Collins, A. (1991). Cognitive apprenticeship and instructional technology. In L. Idol & B.F. Jones (Eds.), Educational values and cognitive instruction: Implication for reform (pp. 121-138). Hillsdale, NJ: Lawrence Erlbaum Associates.

Gagné, R. M. (1985). The conditions of learning (4th ed.) New York: Holt, Rinehart, & Winston.

Gagné, R. M. (1993). Computer-based instructional guidance. In J. M. Spector, M. C. Polson, & D. J. Muraida (Eds.), Automated instructional design: Concepts and issues (pp. 133-146). Englewood Cliffs, NJ: Educational Technology Publications.

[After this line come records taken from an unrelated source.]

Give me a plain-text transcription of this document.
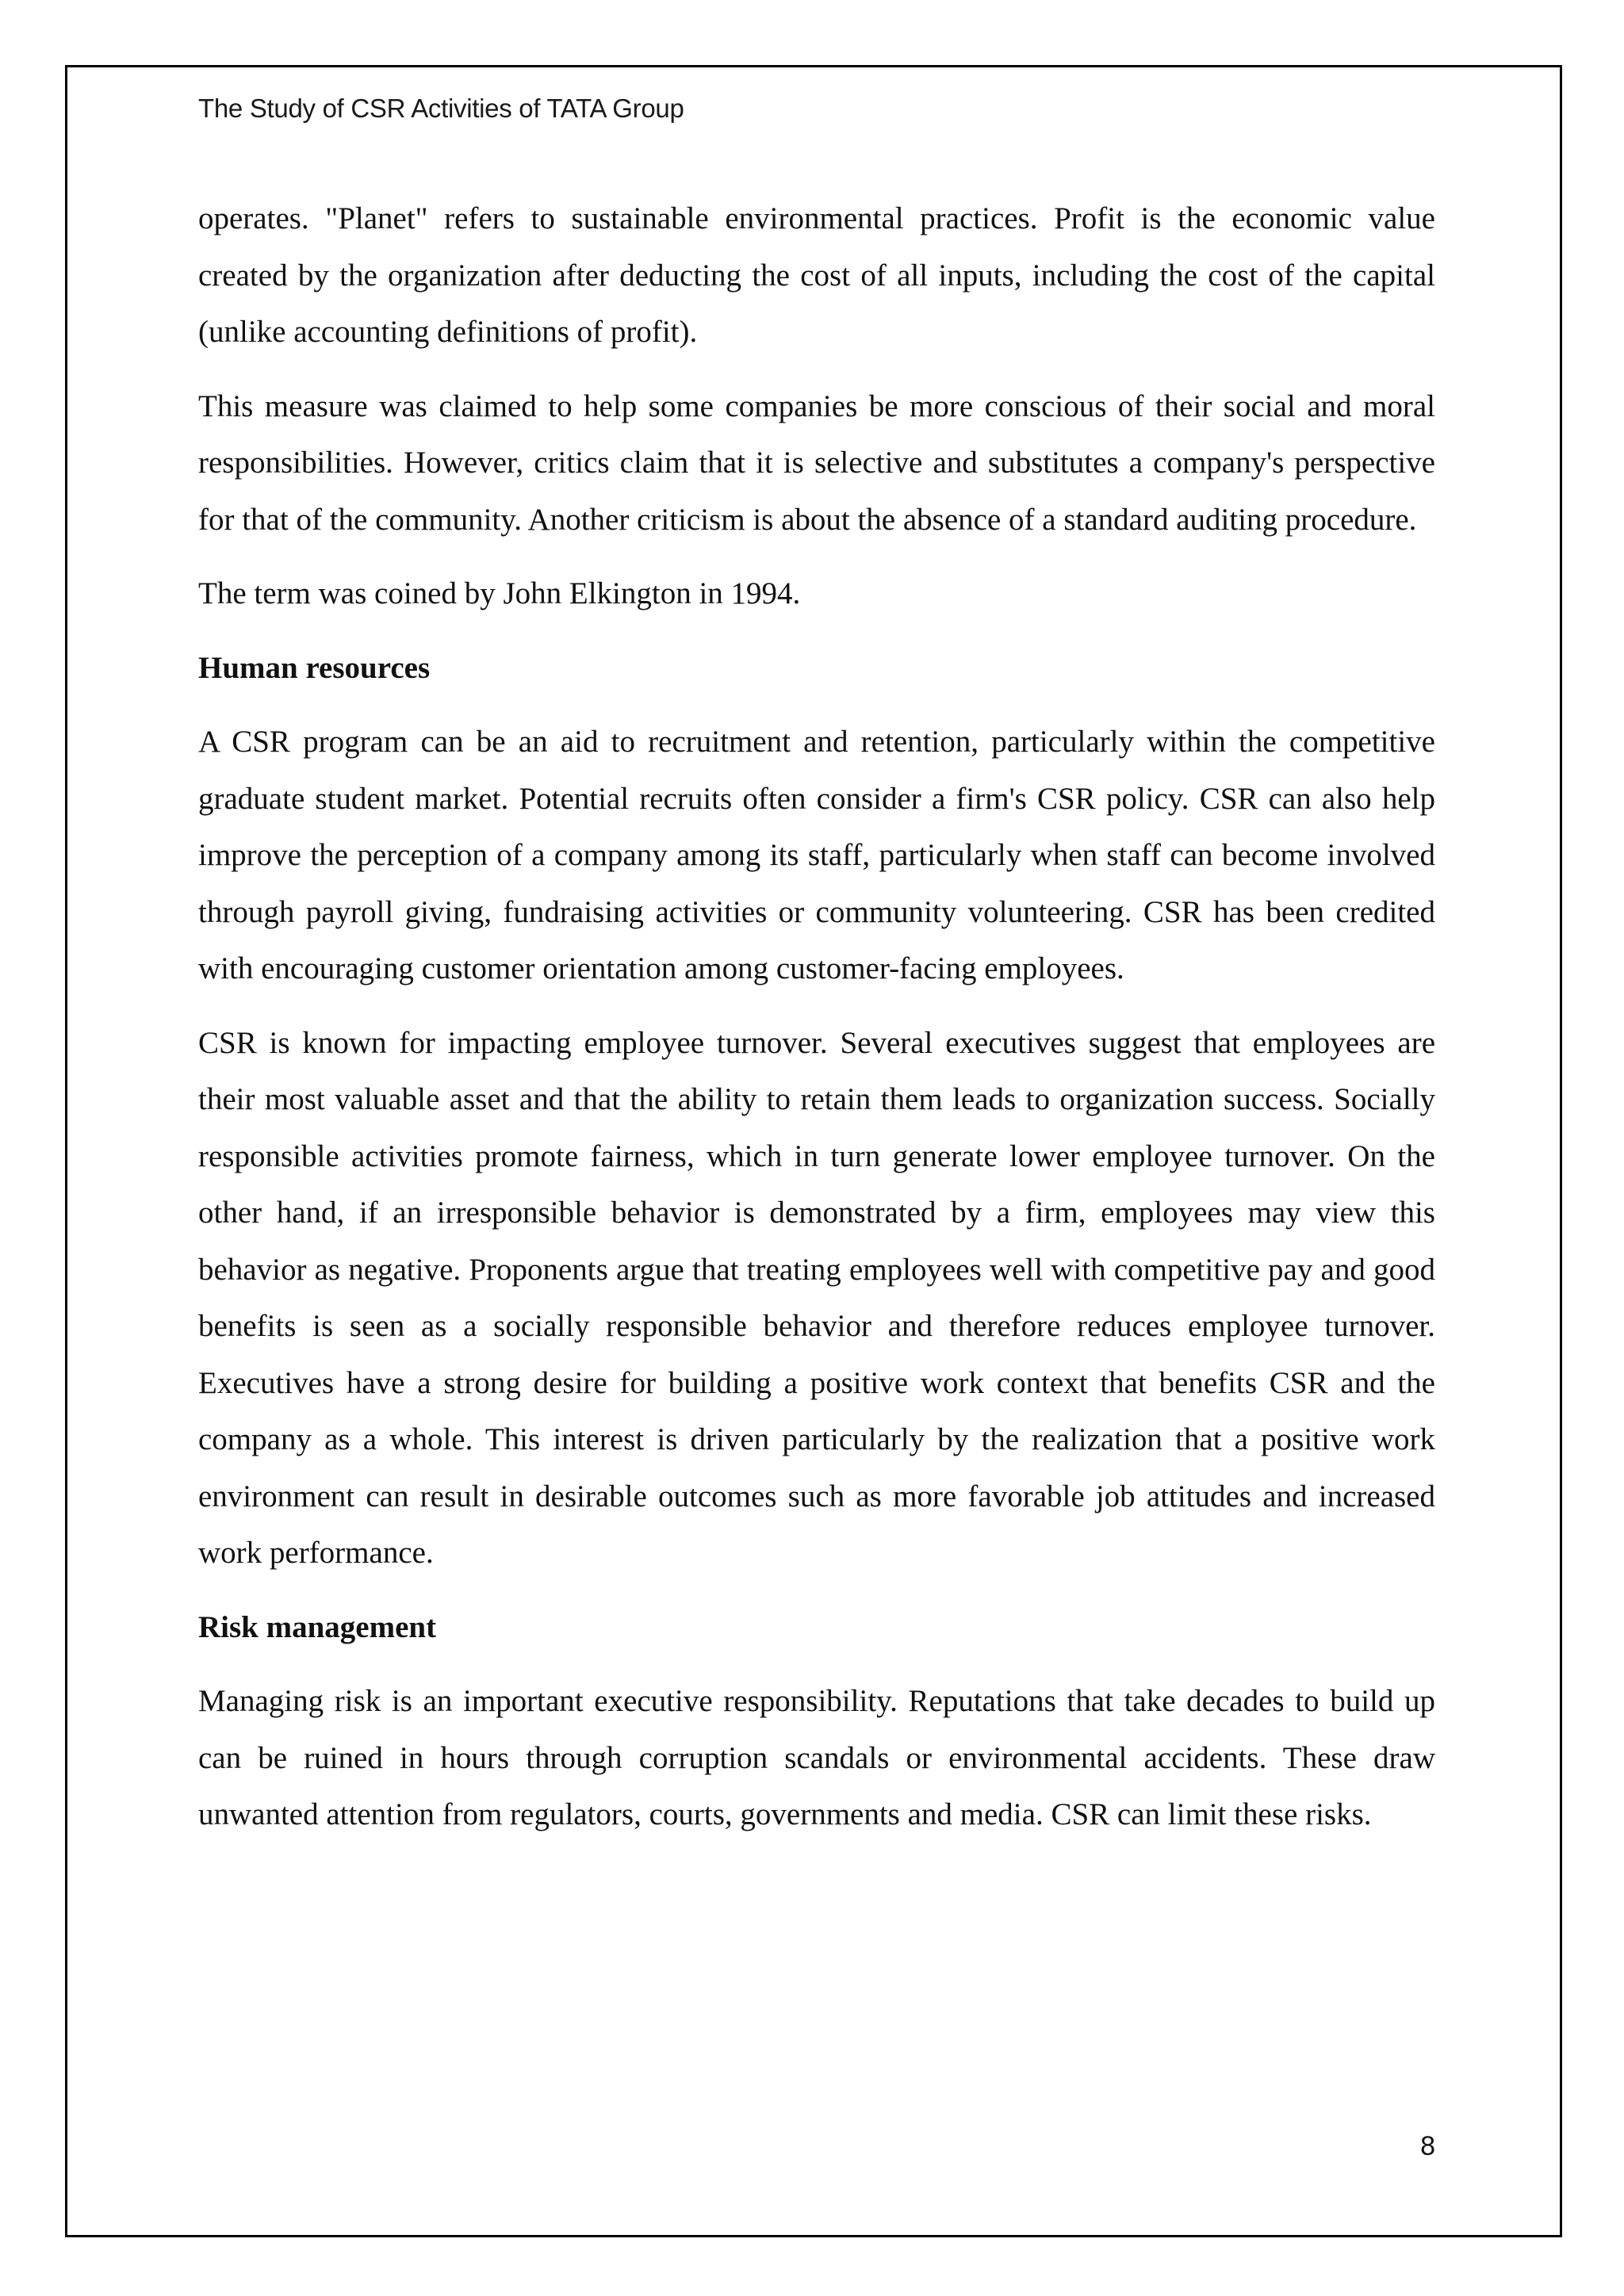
The Study of CSR Activities of TATA Group

operates. "Planet" refers to sustainable environmental practices. Profit is the economic value created by the organization after deducting the cost of all inputs, including the cost of the capital (unlike accounting definitions of profit).

This measure was claimed to help some companies be more conscious of their social and moral responsibilities. However, critics claim that it is selective and substitutes a company's perspective for that of the community. Another criticism is about the absence of a standard auditing procedure.

The term was coined by John Elkington in 1994.

Human resources

A CSR program can be an aid to recruitment and retention, particularly within the competitive graduate student market. Potential recruits often consider a firm's CSR policy. CSR can also help improve the perception of a company among its staff, particularly when staff can become involved through payroll giving, fundraising activities or community volunteering. CSR has been credited with encouraging customer orientation among customer-facing employees.

CSR is known for impacting employee turnover. Several executives suggest that employees are their most valuable asset and that the ability to retain them leads to organization success. Socially responsible activities promote fairness, which in turn generate lower employee turnover. On the other hand, if an irresponsible behavior is demonstrated by a firm, employees may view this behavior as negative. Proponents argue that treating employees well with competitive pay and good benefits is seen as a socially responsible behavior and therefore reduces employee turnover. Executives have a strong desire for building a positive work context that benefits CSR and the company as a whole. This interest is driven particularly by the realization that a positive work environment can result in desirable outcomes such as more favorable job attitudes and increased work performance.

Risk management

Managing risk is an important executive responsibility. Reputations that take decades to build up can be ruined in hours through corruption scandals or environmental accidents. These draw unwanted attention from regulators, courts, governments and media. CSR can limit these risks.

8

Lave, J., & Wenger, E. (1990). Situated learning: Legitimate periperal participation. Cambridge, UK: Cambridge University Press.

Merrill, M. D. (2002). First principles of instruction. Educational Technology Research & Development, 50(3), 43-59.

Kuhn, T. S. (1962). The structure of scientific revolutions. Chicago: University of Chicago Press.

Popper, K. (1963). Conjectures and refutations: The growth of scientific knowledge. London: Routledge.

Popper, K. (1972). Objective knowledge: An evolutionary approach. Oxford, UK: Clarendon Press.

Reigeluth, C. M. (Ed.) (1983). Instructional-design theories and models: An overview of their current status. Hillsdale, NJ: Lawrence Erlbaum Associates.

Spector, J. M., Merrill, M. D., van Merriënboer, J. J. G., & Driscoll, M. (Eds.) (2008). Handbook of research on educational communications and technology (3rd ed.). New York: Routledge.